H-Ras inhibition reverses DNA damage in HD and SCA-2 cells. Primary fibroblasts derived from control (CTRL), HD, and SCA-2 patients were challenged with siRNAs targeting H-Ras or scrambled H-Ras human sequences as indicated under “Experimental Procedures.” Immunofluorescence for 8-oxodG was carried out as described under “Experimental Procedures.” Where indicated, the cells were treated with 15 μm PDGF for 15 min.

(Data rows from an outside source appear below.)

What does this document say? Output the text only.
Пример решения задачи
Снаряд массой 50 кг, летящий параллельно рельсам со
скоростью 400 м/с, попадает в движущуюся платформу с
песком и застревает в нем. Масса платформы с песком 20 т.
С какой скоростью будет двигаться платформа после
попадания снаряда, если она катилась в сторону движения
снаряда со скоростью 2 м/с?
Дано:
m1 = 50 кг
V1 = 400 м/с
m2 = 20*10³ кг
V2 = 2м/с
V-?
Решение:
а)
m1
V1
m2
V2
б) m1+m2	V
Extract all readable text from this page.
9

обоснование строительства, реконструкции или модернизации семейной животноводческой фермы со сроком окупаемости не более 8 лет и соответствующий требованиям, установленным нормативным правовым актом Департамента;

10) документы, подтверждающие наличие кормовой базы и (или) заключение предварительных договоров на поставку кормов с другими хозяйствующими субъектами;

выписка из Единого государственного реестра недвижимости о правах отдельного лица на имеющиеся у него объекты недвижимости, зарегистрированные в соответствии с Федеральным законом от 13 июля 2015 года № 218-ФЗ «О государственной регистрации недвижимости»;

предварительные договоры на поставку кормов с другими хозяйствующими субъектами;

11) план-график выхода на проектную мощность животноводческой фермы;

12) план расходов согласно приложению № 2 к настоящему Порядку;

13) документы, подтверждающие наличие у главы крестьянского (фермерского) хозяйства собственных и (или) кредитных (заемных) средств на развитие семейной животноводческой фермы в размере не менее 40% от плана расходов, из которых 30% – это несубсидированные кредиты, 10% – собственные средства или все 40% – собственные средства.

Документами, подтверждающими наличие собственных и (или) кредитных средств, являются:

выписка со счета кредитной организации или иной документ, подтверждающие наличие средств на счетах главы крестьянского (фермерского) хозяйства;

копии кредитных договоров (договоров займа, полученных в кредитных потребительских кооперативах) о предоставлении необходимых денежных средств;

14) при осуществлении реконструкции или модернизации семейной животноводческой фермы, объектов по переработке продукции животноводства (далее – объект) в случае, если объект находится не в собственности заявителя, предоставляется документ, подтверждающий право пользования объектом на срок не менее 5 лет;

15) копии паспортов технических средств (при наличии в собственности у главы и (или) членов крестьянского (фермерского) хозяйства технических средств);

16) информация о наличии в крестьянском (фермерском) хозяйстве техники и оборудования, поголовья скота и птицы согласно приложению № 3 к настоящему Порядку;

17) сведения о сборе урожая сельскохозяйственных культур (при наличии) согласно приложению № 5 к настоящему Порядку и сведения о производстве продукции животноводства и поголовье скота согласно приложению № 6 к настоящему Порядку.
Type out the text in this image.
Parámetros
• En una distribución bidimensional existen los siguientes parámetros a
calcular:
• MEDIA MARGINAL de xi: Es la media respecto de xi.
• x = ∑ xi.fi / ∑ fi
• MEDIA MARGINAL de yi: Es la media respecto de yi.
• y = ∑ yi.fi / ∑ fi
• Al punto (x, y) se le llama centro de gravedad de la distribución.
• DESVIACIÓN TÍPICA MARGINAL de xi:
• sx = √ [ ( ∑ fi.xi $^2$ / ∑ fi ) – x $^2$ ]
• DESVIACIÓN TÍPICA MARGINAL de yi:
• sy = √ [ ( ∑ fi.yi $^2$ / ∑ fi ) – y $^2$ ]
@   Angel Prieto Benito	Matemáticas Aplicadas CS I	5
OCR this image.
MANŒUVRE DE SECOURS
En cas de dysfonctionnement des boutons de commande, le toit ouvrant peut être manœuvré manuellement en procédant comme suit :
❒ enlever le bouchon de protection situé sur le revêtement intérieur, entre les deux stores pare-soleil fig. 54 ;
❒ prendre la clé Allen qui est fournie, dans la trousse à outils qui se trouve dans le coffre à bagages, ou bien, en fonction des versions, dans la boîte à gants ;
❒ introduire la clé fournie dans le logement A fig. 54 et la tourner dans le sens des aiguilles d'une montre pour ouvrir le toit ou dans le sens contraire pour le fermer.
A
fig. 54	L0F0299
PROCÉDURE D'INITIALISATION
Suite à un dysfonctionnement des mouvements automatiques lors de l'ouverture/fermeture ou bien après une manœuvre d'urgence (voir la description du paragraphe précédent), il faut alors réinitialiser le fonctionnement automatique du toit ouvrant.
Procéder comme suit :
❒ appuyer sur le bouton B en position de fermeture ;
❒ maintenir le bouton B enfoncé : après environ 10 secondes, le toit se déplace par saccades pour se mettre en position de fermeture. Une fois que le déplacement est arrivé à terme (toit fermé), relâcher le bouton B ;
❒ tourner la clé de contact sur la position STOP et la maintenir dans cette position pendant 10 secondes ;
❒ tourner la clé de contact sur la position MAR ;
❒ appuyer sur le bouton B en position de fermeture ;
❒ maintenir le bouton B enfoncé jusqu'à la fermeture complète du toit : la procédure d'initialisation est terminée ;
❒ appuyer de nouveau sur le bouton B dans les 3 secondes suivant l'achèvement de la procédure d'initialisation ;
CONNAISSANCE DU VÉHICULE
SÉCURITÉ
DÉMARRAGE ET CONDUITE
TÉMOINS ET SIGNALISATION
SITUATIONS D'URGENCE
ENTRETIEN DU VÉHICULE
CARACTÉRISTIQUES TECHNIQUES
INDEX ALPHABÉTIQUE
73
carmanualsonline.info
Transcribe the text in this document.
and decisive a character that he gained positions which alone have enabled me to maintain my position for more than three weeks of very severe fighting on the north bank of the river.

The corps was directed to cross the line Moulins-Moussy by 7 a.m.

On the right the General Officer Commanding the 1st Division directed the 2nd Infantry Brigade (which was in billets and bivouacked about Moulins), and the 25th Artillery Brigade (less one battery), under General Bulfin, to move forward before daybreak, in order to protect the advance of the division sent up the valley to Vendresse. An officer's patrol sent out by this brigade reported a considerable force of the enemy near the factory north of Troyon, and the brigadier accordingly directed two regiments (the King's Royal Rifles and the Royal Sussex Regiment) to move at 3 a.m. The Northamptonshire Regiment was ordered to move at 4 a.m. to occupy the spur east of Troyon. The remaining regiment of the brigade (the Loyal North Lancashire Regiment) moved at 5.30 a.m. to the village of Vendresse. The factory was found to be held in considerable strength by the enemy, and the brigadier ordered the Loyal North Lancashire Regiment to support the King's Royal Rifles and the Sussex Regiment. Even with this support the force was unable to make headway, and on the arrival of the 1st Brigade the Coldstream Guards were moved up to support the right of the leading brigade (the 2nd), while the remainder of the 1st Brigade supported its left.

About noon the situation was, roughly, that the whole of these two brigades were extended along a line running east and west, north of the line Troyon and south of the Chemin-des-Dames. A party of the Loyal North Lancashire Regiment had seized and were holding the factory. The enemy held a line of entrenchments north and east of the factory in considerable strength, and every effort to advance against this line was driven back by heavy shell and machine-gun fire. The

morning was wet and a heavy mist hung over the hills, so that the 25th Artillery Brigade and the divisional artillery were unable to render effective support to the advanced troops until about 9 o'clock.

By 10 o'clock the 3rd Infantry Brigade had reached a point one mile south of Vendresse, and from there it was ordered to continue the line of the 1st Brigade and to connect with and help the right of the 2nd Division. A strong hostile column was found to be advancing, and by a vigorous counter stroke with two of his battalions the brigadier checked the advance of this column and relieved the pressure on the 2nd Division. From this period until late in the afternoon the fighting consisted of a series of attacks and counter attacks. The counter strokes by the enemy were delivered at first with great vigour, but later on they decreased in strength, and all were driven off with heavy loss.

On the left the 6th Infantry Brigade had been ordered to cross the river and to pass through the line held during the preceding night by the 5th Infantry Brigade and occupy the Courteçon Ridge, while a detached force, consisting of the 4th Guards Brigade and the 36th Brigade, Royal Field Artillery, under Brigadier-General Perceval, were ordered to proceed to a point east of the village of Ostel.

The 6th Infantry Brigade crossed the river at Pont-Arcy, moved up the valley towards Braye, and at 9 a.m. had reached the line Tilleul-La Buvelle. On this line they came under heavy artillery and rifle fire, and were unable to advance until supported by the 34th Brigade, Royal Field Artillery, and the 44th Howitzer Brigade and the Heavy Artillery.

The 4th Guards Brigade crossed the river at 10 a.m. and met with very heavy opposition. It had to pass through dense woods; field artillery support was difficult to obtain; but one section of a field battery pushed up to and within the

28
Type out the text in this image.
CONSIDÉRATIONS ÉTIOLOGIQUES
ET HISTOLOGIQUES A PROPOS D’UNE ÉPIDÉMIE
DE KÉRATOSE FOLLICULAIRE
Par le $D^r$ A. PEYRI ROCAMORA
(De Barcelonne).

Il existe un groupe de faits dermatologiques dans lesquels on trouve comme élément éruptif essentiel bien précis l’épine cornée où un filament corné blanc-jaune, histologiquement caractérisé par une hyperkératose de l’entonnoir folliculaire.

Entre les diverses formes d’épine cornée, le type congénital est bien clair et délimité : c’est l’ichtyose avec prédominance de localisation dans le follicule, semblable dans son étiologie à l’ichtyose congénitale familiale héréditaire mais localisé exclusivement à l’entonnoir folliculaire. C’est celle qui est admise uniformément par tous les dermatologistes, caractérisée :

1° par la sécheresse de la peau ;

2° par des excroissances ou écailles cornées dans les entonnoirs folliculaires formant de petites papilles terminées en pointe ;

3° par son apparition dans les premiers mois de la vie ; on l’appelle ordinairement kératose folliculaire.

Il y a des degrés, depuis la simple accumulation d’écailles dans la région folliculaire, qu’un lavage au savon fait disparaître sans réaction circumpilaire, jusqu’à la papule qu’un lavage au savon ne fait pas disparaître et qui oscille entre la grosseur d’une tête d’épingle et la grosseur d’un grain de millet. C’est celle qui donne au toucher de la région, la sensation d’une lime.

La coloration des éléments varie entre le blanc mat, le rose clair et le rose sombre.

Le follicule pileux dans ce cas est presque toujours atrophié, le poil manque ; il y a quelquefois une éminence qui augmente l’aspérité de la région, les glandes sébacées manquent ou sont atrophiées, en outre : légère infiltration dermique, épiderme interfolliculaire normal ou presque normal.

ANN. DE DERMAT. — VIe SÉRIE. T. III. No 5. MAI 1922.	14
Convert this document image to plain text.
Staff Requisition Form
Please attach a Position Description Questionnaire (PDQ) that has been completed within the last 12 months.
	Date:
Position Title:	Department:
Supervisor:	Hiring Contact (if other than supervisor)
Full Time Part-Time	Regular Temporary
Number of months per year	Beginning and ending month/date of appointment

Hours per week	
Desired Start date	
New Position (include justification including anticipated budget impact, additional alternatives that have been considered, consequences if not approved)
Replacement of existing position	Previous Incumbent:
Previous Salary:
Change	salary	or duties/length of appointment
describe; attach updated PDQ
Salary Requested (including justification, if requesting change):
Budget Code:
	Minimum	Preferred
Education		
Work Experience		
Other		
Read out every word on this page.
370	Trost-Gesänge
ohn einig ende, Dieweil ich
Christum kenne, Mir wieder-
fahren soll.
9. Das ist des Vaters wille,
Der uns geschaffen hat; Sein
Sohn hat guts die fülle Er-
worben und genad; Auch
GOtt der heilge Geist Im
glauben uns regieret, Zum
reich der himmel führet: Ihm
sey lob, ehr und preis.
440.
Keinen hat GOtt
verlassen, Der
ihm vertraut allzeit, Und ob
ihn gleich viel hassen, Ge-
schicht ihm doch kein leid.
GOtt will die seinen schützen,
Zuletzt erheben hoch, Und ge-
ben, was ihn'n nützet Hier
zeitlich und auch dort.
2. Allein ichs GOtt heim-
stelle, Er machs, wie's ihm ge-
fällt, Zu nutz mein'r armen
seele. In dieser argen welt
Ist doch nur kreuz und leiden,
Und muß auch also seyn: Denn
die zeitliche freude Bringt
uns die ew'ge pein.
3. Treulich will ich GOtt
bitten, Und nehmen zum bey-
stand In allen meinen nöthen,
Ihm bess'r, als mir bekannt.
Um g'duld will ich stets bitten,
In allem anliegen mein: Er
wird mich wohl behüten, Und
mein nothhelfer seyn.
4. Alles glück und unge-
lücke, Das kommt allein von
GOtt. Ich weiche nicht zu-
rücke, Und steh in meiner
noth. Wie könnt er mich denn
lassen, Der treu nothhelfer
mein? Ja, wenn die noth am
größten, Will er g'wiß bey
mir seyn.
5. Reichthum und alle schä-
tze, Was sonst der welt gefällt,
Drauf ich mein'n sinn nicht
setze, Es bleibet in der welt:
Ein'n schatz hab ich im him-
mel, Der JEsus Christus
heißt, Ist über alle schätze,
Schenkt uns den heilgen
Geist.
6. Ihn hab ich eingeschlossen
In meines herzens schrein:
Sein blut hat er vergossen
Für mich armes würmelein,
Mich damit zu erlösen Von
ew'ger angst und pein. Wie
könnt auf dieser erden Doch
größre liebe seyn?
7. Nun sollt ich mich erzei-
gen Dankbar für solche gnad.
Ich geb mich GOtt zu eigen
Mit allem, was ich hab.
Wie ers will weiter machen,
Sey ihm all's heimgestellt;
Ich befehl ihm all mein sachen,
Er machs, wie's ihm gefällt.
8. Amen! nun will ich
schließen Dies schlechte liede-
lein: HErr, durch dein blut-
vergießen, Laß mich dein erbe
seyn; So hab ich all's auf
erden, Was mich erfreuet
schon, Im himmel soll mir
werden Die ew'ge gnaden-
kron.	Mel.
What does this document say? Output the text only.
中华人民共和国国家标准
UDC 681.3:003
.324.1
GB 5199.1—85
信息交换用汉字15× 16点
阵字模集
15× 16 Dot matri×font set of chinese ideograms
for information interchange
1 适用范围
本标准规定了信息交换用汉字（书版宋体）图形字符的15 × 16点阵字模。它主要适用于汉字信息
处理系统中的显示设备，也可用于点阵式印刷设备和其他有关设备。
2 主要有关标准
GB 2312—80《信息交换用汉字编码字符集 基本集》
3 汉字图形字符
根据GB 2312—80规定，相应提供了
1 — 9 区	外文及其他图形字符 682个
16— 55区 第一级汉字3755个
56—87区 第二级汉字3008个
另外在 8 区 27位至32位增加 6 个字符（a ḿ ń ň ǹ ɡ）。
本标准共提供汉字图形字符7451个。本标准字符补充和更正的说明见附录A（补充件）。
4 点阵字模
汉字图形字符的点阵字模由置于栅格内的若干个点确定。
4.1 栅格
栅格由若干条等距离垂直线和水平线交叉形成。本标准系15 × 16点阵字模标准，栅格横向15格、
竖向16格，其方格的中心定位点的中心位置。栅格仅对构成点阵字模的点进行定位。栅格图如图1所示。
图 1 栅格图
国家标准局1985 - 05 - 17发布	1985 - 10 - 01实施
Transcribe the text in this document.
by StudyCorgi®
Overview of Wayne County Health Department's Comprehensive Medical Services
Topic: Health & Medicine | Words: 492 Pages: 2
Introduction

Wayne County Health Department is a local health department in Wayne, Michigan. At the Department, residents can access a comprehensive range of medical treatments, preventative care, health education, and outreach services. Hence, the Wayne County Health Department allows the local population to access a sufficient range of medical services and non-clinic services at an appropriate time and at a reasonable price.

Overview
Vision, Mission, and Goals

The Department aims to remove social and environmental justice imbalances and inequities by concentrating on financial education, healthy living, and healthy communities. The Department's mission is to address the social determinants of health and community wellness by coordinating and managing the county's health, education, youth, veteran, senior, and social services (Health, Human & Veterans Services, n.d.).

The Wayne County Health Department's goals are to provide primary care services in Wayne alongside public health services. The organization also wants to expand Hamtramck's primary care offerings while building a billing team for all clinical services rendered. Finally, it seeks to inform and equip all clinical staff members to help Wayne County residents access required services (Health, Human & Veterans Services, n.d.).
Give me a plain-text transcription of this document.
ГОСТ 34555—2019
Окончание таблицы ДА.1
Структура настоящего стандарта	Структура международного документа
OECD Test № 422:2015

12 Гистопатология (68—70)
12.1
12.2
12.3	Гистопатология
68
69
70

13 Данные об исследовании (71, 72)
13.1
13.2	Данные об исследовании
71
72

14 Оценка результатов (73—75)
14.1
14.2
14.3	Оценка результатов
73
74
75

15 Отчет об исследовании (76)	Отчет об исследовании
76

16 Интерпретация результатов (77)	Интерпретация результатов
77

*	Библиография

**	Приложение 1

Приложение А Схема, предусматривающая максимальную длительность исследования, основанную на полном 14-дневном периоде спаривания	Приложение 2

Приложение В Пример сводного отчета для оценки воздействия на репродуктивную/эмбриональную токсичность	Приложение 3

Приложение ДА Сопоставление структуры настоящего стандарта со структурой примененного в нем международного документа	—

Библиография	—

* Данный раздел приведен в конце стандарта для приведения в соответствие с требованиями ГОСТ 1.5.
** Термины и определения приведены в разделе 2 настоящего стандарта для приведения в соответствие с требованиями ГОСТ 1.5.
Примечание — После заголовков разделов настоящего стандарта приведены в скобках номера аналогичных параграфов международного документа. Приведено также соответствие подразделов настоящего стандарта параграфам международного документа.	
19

The 8-oxodG signal was quantified by ImageJ 1.43 (NIH), and positive cells containing a signal 2 S.D. higher than controls were 85% in fibroblasts derived from HD and SCA-2 patients (left panel). All data derive from at least 3 independent experiments performed in triplicate (n = 9). Wilcoxon matched pairs test: *, p < 0.02 compared with the basal, normal cells; **, p < 0.01 compared with the untreated basal HD and SCA cells.

FIGURE 9.

Inhibition of NADPH oxidase dissolves nuclear aggregates. A, time-dependent expression of polyglutamine-GFP fusion proteins in inducible PC12 cell lines is shown. Phase contrast (lower) and fluorescence images (upper) of PC12 cells grown in the absence of doxycycline for the indicated times. The localization of GFP-fusion proteins was examined by fluorescence microscopy. Where indicated the cells were treated with 10 μm gp91-TAT and control peptides 15 h and 10 μm MG132 15 h. d, days. B, Western blot analysis was performed by using total extracts derived from PC12 cells expressing 17Q and 43Q (Dox−) and not expressing (Dox+). The extracts were immunoblotted with anti-HA antibody. The arrows indicate the apparent molecular weight of fusion proteins. The high molecular weight bands visible in the stacking gel appear only in extracts of HA-43Q-GFP cells induced for 6 days (open arrow in the right panel). C, the histogram shows the statistical analysis of the aggregates derived from at least three independent experiments performed in triplicate (n = 9), expressed as arbitrary units relative to the concentration of the 43Q protein. Wilcoxon matched pairs test: *, p < 0.05 compared with -Dox +gp91-TAT-expressing cells.